Now is the time for Canada’s feminist foreign policy

By Beth Woroniuk

When Ukrainian and Russian representatives meet to try to negotiate a way out of the crisis, the absence of women at these tables is flagrant. Yet research shows that peace agreements are more likely to last when there is meaningful engagement by women.

This is exactly when a strong feminist foreign policy is most needed.

A feminist foreign policy outlines key principles about who should be at the negotiating table, such as women peacebuilders who have deep community ties and a vested interest in building lasting peace. And it would ensure that our international actions are grounded in commitments to human rights, equality and human security.

In Canada, we still face a significant gap between promises and clear policy. For many years, we have heard that Canada has a feminist foreign policy. Four ministers of foreign affairs have defined Canadian foreign policy in this way. Yet, we have no guidance document or guidance document outlining what this means and why it matters in a global crisis like the one we are facing right now.

Where is Canada’s feminist foreign policy?

Budget 2022 prompted more questions with $8 billion in new defense spending as well as silence on promised feminist foreign policy.

New research shows us the scale of the stakes if we don’t close the gender gap. Gender inequality is correlated with instability and armed conflict. Autonomous feminist movements are key drivers of democracy. Understanding gender roles, relations and inequalities provides a more complete picture of violent extremism.

Clearly, a particular definition of masculinity informs Putin’s self-image and worldview.

All of this is strong evidence that bringing feminist analysis to the heart of our understanding of world affairs is not just a ‘signal of value’ or ‘wake-up talk’. It can mean the difference between life and death.

In February 2020, Canada’s then-Minister of Foreign Affairs, François-Philippe Champagne, pledged to develop a document outlining Canada’s feminist foreign policy commitments. Since then, there have been discussions but no paper.

With a lack of clarity comes a lack of action.

There are many definitions of feminist foreign policy. Sweden, a pioneer in this area, centers its policy around representation, resources and rights. Analysts are pushing for a nuanced analysis that goes beyond a simple focus on “women and girls”, arguing that a “gender analysis” must include men, boys and non-binary understandings of gender. Many activists place demilitarization at the forefront.

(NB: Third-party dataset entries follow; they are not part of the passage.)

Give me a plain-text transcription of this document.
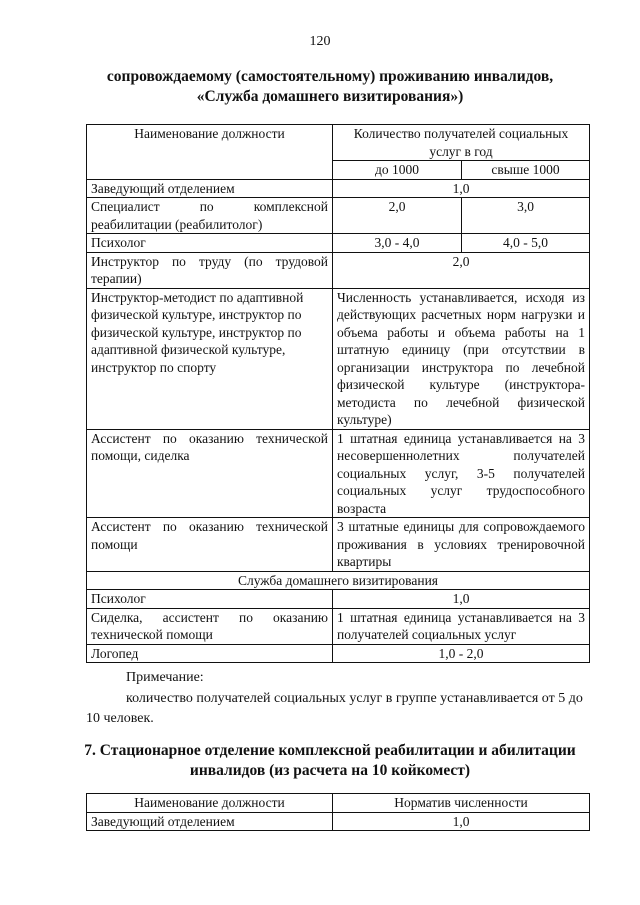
120
сопровождаемому (самостоятельному) проживанию инвалидов,
«Служба домашнего визитирования»)
Наименование должности	Количество получателей социальных услуг в год	
	до 1000	свыше 1000
Заведующий отделением	1,0	
Специалист по комплексной реабилитации (реабилитолог)	2,0	3,0
Психолог	3,0 - 4,0	4,0 - 5,0
Инструктор по труду (по трудовой терапии)	2,0	
Инструктор-методист по адаптивной физической культуре, инструктор по физической культуре, инструктор по адаптивной физической культуре, инструктор по спорту	Численность устанавливается, исходя из действующих расчетных норм нагрузки и объема работы и объема работы на 1 штатную единицу (при отсутствии в организации инструктора по лечебной физической культуре (инструктора-методиста по лечебной физической культуре)	
Ассистент по оказанию технической помощи, сиделка	1 штатная единица устанавливается на 3 несовершеннолетних получателей социальных услуг, 3-5 получателей социальных услуг трудоспособного возраста	
Ассистент по оказанию технической помощи	3 штатные единицы для сопровождаемого проживания в условиях тренировочной квартиры	
Служба домашнего визитирования		
Психолог	1,0	
Сиделка, ассистент по оказанию технической помощи	1 штатная единица устанавливается на 3 получателей социальных услуг	
Логопед	1,0 - 2,0	
Примечание:
количество получателей социальных услуг в группе устанавливается от 5 до 10 человек.
7. Стационарное отделение комплексной реабилитации и абилитации
инвалидов (из расчета на 10 койкомест)
Наименование должности	Норматив численности
Заведующий отделением	1,0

With these differences, we understand why the federal government must intervene and define what it considers to be the priorities of Canada’s feminist foreign policy, the actions to which it commits and the resources it will invest.

The world’s response to the invasion of Ukraine is just the latest example of the failure of “old-fashioned” approaches to conflict resolution.

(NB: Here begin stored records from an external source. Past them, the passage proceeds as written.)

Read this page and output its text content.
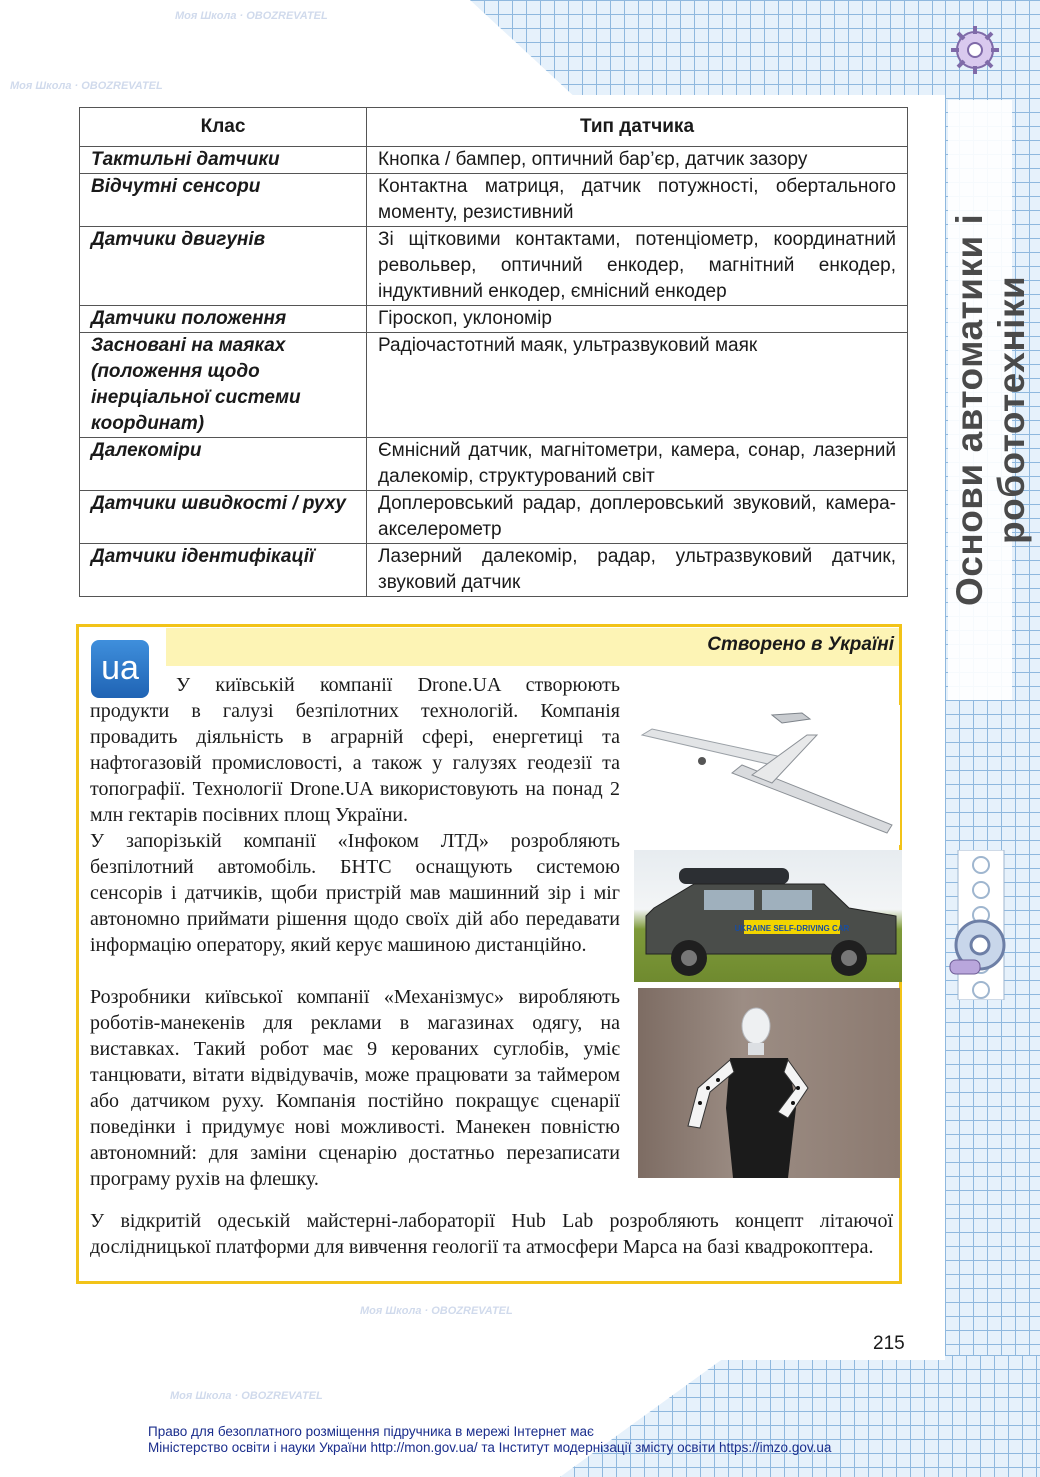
Основи автоматики і робототехніки
Моя Школа · OBOZREVATEL
Моя Школа · OBOZREVATEL
Моя Школа · OBOZREVATEL
Моя Школа · OBOZREVATEL
Клас	Тип датчика
Тактильні датчики	Кнопка / бампер, оптичний бар’єр, датчик зазору
Відчутні сенсори	Контактна матриця, датчик потужності, обертального моменту, резистивний
Датчики двигунів	Зі щітковими контактами, потенціометр, координатний револьвер, оптичний енкодер, магнітний енкодер, індуктивний енкодер, ємнісний енкодер
Датчики положення	Гіроскоп, уклономір
Засновані на маяках (положення щодо інерціальної системи координат)	Радіочастотний маяк, ультразвуковий маяк
Далекоміри	Ємнісний датчик, магнітометри, камера, сонар, лазерний далекомір, структурований світ
Датчики швидкості / руху	Доплеровський радар, доплеровський звуковий, камера-акселерометр
Датчики ідентифікації	Лазерний далекомір, радар, ультразвуковий датчик, звуковий датчик
Створено в Україні
ua	У київській компанії Drone.UA створюють продукти в галузі безпілотних технологій. Компанія провадить діяльність в аграрній сфері, енергетиці та нафтогазовій промисловості, а також у галузях геодезії та топографії. Технології Drone.UA використовують на понад 2 млн гектарів посівних площ України.

У запорізькій компанії «Інфоком ЛТД» розробляють безпілотний автомобіль. БНТС оснащують системою сенсорів і датчиків, щоби пристрій мав машинний зір і міг автономно приймати рішення щодо своїх дій або передавати інформацію оператору, який керує машиною дистанційно.

Розробники київської компанії «Механізмус» виробляють роботів-манекенів для реклами в магазинах одягу, на виставках. Такий робот має 9 керованих суглобів, уміє танцювати, вітати відвідувачів, може працювати за таймером або датчиком руху. Компанія постійно покращує сценарії поведінки і придумує нові можливості. Манекен повністю автономний: для заміни сценарію достатньо перезаписати програму рухів на флешку.

У відкритій одеській майстерні-лабораторії Hub Lab розробляють концепт літаючої дослідницької платформи для вивчення геології та атмосфери Марса на базі квадрокоптера.

UKRAINE SELF-DRIVING CAR
215
Право для безоплатного розміщення підручника в мережі Інтернет має
Міністерство освіти і науки України http://mon.gov.ua/ та Інститут модернізації змісту освіти https://imzo.gov.ua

It is time to bring an anti-racist and decolonial analysis to international relations. It’s time to bring more diverse perspectives to the table. It’s time to ask questions about the voices that matter. This means going beyond warriors and including people who have a vested interest in stopping the guns for good, including women peacebuilders at local, national and international levels.

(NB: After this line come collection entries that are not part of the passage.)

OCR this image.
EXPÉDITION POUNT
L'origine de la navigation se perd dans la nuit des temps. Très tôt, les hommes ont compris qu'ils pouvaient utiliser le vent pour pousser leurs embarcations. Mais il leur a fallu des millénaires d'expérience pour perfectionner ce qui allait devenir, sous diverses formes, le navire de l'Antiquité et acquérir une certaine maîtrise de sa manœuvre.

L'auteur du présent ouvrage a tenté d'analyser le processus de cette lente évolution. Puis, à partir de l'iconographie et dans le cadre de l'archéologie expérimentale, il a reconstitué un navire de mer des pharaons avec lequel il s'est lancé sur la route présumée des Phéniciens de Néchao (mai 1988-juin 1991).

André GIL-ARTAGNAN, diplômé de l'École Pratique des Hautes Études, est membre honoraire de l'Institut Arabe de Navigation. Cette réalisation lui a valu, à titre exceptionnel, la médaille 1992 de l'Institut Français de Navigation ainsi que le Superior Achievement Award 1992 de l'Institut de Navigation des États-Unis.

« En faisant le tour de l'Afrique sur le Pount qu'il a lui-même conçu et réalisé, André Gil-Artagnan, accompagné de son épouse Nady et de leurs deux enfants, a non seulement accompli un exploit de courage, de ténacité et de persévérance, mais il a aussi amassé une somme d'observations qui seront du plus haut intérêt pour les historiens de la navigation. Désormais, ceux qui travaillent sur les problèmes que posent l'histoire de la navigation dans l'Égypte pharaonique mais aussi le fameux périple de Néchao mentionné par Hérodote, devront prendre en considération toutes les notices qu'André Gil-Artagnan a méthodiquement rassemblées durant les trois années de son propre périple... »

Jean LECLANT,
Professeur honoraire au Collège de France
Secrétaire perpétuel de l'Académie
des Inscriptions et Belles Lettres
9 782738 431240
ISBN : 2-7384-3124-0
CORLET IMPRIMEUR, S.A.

The benefits would be felt abroad and right here at home.

Proponents are quick to point out that feminist politics encompasses more than armed conflict. It’s about exploring “what makes us safe” in an increasingly fragile and interconnected world. It is about understanding the threats of climate change, pandemics, and global inequality, and the many ways in which these threats intersect.

It is about asking what values ​​we stand for as Canadians.

It is about re-examining power and structures in the global system. This is to ensure that we do not talk about principles and peace at the United Nations and then support arms sales and companies guilty of environmental destruction.

A feminist foreign policy is not a luxury that Canada turns to when things are going well. It is precisely at this time of crisis that a clear statement of guiding principles is needed.

We have evidence of relevance and potential impact. We have calls from activists. Now is the time to establish a clear roadmap with concrete steps for implementation.